Posted Apr 01, 2014 08:00 am CDT
Federal judges are becoming much more sophisticated about technology—and they’re growing increasingly impatient with attorneys who are failing to keep up.
Indeed, U.S. Magistrate Judge James C. Francis of New York’s Southern District—one of a panel of four “cyberstar” federal judges who spoke on the future of law and technology at LegalTech New York 2014—was among the most concerned regarding lawyers who are clueless about the latest in technology.
Francis said he sees technological advances like e-discovery as so critical to the courtroom that he views attorneys who are unaware of its nuances as essentially engaging in a slow career suicide.
“E-discovery is pervasive. It’s like understanding civil procedure,” Francis said. “You’re not going to be a civil litigator without understanding the rules of civil procedure. Similarly, you’re no longer going to be able to conduct litigation of any complexity without understanding e-discovery.”
The judges’ panel was one of the most popular sessions of LTNY 2014, attracting more than 2,000 attendees. Other speakers included:
• U.S. District Judge Shira A. Scheindlin of the Southern District of New York.
• U.S. Magistrate Judge John M. Facciola of the District of Columbia.
• U.S. Magistrate Judge Andrew J. Peck of the Southern District of New York.
Facciola agreed wholeheartedly with Francis, adding that he finds it irritating to hear arguments from e-discovery-ignorant lawyers regarding the prohibitive cost of a specific type of discovery.
Too often, Facciola said, he is forced to endure the opening salvos of such arguments while already knowing the attorney has no idea what he or she is talking about, and already knowing that the e-discovery application in question is actually much more reasonably priced than the attorney is attempting to represent.
Facciola said some of the country’s most competitive law firms already realize that technological ignorance is (and will continue to be) a mushrooming vulnerability in the courtroom. Not surprisingly, many of these firms are already taking steps to weed out their tech-ignorant from their tech-savvy.
Facciola put it bluntly: Why hire a lawyer who doesn’t even have the technological competence to complete simple, everyday tasks like converting a Microsoft Word document into a PDF?
Added Francis: “The absence of technical knowledge is a distinct competitive disadvantage.”
The judges also expressed concerns with lawyers who regularly leave behind unsecured laptops and similar computer devices in airports and other locations across the country.
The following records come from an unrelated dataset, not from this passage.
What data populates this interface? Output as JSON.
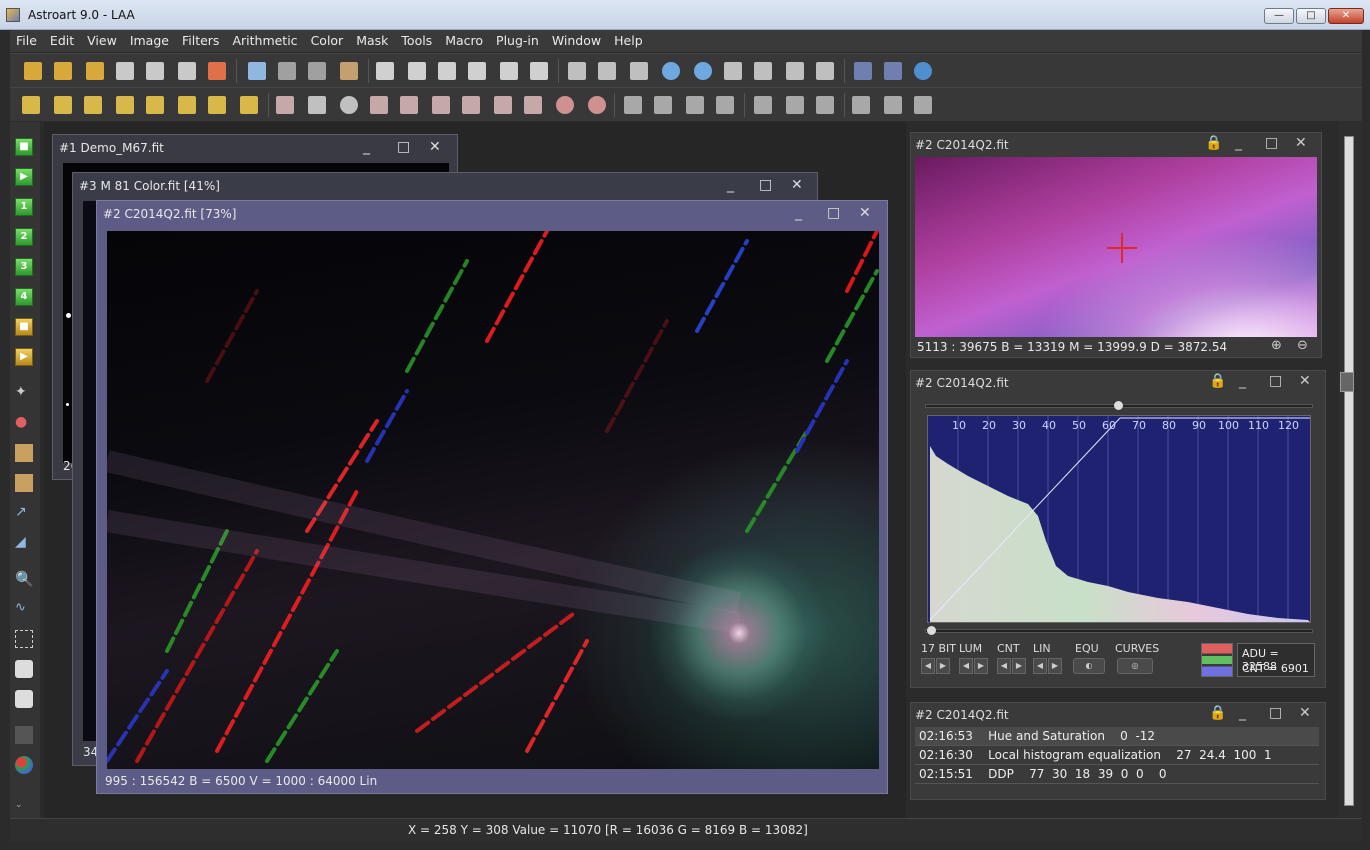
{
  "window": {
    "title": "Astroart 9.0 - LAA",
    "min": "—",
    "max": "□",
    "close": "✕"
  },
  "menu": [
    "File",
    "Edit",
    "View",
    "Image",
    "Filters",
    "Arithmetic",
    "Color",
    "Mask",
    "Tools",
    "Macro",
    "Plug-in",
    "Window",
    "Help"
  ],
  "left_toolbar": {
    "labels": [
      "1",
      "2",
      "3",
      "4"
    ]
  },
  "windows": {
    "m67": {
      "title": "#1 Demo_M67.fit",
      "partial_a": "26",
      "partial_b": "34"
    },
    "m81": {
      "title": "#3 M 81 Color.fit  [41%]"
    },
    "c2014": {
      "title": "#2 C2014Q2.fit  [73%]",
      "status": "995 : 156542     B = 6500     V = 1000 : 64000 Lin"
    }
  },
  "preview_panel": {
    "title": "#2 C2014Q2.fit",
    "status": "5113 : 39675     B = 13319   M = 13999.9   D = 3872.54"
  },
  "histogram_panel": {
    "title": "#2 C2014Q2.fit",
    "axis_ticks": [
      "10",
      "20",
      "30",
      "40",
      "50",
      "60",
      "70",
      "80",
      "90",
      "100",
      "110",
      "120"
    ],
    "controls": [
      "17 BIT",
      "LUM",
      "CNT",
      "LIN",
      "EQU",
      "CURVES"
    ],
    "adu": "ADU = 32588",
    "cnt": "CNT = 6901"
  },
  "history_panel": {
    "title": "#2 C2014Q2.fit",
    "rows": [
      "02:16:53    Hue and Saturation    0  -12",
      "02:16:30    Local histogram equalization    27  24.4  100  1",
      "02:15:51    DDP    77  30  18  39  0  0    0"
    ]
  },
  "status_bar": "X = 258    Y = 308    Value = 11070  [R = 16036   G = 8169   B = 13082]",
  "colors": {
    "panel_bg": "#3a3a3a",
    "histo_bg": "#1f2270",
    "title_active": "#6a6a8a"
  }
}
Those devices are often brimming with confidential data from perhaps dozens or even hundreds of clients.
Sadly, too many attorneys haven’t logically concluded that they could be ethically liable for the loss of such data, and that they could be facing multiple lawsuits if the data falls into the wrong hands, according to Scheindlin.
The problem is especially troublesome given that attorneys, like the general populace, are using smartphones and tablets for both personal and business matters, Scheindlin said. That’s a major change from a decade ago, when most attorneys used a desktop for work and only needed to secure a laptop outside of the office.
These days, with millions of smartphones and tablets being toted around, leaving behind the secrets to your Fortune 500 client’s upcoming defense strategy tucked away in a sneaker while you take a dip in the ocean is an all-too-common nightmare scenario, Scheindlin said.
Meanwhile, Francis said he is getting much tougher on lawyers who come before his court requesting that subpoenaed and other evidence in electronic form be converted to basic TIFF images before it’s handed over.
Attorneys have often easily won favorable rulings on such requests, based on their protests that releasing the original, interactive documents would reveal proprietary information.
But these days, Francis said, before granting such conversion requests he is now pressing attorneys to conclusively prove to him that releasing the documents in their original form would actually cause sensitive client data—that is irrelevant to the case—to be exposed.
The reason: Reducing interactive documents to TIFF images strips out the ancillary data and metadata e-discovery software needs to quickly scan through hundreds of thousands of documents, Francis said. Needlessly stripping out all those digital navigational aids is simply too much of a burden on the legal system, he said.
Facciola added a powerful warning: “Lawyers better get crackin’. There’s an awful lot to know.”